Put compression socks on first thing in the morning before swelling starts. They’re harder to get on and less effective if your ankles are already puffy. Knee-high styles work for most people with ankle swelling.
Medications That Cause Swelling
Several common medications cause ankle swelling as a side effect, and many people don’t realize the connection. If your swelling started or worsened after beginning a new prescription, the drug itself may be the problem.
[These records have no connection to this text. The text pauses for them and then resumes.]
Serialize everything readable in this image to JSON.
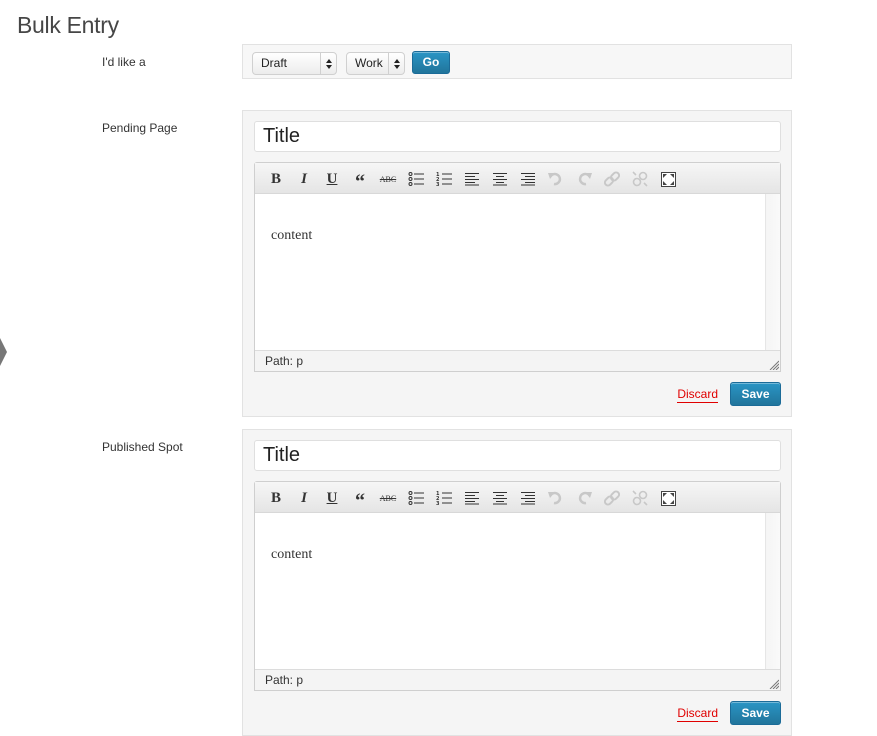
{
  "page": {
    "title": "Bulk Entry"
  },
  "creator": {
    "label": "I'd like a",
    "status_select": {
      "value": "Draft"
    },
    "type_select": {
      "value": "Work"
    },
    "go_label": "Go"
  },
  "entries": [
    {
      "label": "Pending Page",
      "title_value": "Title",
      "content": "content",
      "path": "Path: p",
      "discard_label": "Discard",
      "save_label": "Save"
    },
    {
      "label": "Published Spot",
      "title_value": "Title",
      "content": "content",
      "path": "Path: p",
      "discard_label": "Discard",
      "save_label": "Save"
    }
  ],
  "toolbar_icons": [
    "bold-icon",
    "italic-icon",
    "underline-icon",
    "blockquote-icon",
    "strikethrough-icon",
    "bullet-list-icon",
    "numbered-list-icon",
    "align-left-icon",
    "align-center-icon",
    "align-right-icon",
    "undo-icon",
    "redo-icon",
    "link-icon",
    "unlink-icon",
    "fullscreen-icon"
  ],
  "colors": {
    "primary_button": "#21759b",
    "discard_link": "#e00000"
  }
}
Blood pressure medications called calcium channel blockers (like amlodipine) are among the most frequent culprits. They relax blood vessels in a way that increases pressure in the tiny capillaries of the legs, pushing fluid into surrounding tissue. Anti-inflammatory painkillers (NSAIDs like ibuprofen and naproxen) cause the body to retain sodium and water. Nerve pain medications like gabapentin and pregabalin can trigger swelling through a similar mechanism to calcium channel blockers. Certain diabetes medications, some antipsychotics, and Parkinson’s disease drugs also appear on the list.
If you suspect a medication is involved, don’t stop taking it on your own. Bring it up at your next appointment so your prescriber can evaluate alternatives or adjust the dose.
Move Throughout the Day
Both prolonged sitting and prolonged standing cause ankle swelling. A standing desk doesn’t solve the problem if you’re locked in one position for hours. The key is changing positions regularly. Set a reminder to shift between sitting and standing every 30 to 45 minutes. Walk for a few minutes whenever you can. Even small movements, like rocking from your heels to your toes while standing, activate the calf muscle pump and keep fluid circulating.
On long flights or car rides, the same principle applies. Get up and walk the aisle when possible, do ankle pumps in your seat, and avoid crossing your legs for extended periods. Wearing mild compression socks during travel helps prevent the swelling from starting.
When Swelling Signals Something Serious
Most ankle swelling from gravity, heat, or mild salt overload is harmless and responds to the strategies above. But certain patterns warrant prompt attention.
Swelling in only one leg, especially if it’s accompanied by pain, warmth, or redness, can signal a deep vein thrombosis (a blood clot). This is a medical emergency because the clot can travel to the lungs. Sudden one-sided swelling after a long flight, surgery, or period of immobility raises the risk further.
Swelling in both legs that comes on suddenly or worsens over days can point to heart, kidney, or liver problems. Heart failure is one of the more common causes of worsening bilateral leg swelling, often accompanied by shortness of breath, fatigue, or weight gain from fluid retention.
You can do a simple check at home by pressing a finger firmly into the swollen area for about five seconds, then releasing. If the indent stays visible for more than a few seconds, that’s called pitting edema. A shallow 2-millimeter dent that bounces back immediately is mild (grade 1). A deep 8-millimeter pit that takes two to three minutes to refill is severe (grade 4). Persistent pitting edema, particularly grade 3 or 4, suggests something beyond simple gravitational pooling and is worth having evaluated.
Putting It All Together
For everyday ankle swelling from sitting, standing, or heat, the combination of elevation, ankle pumps, lower sodium intake, and light compression handles most cases effectively. Results from dietary changes and movement habits typically show within a few days to a week. If the swelling persists despite consistent effort, a medication review and basic bloodwork can help identify whether something else is driving it.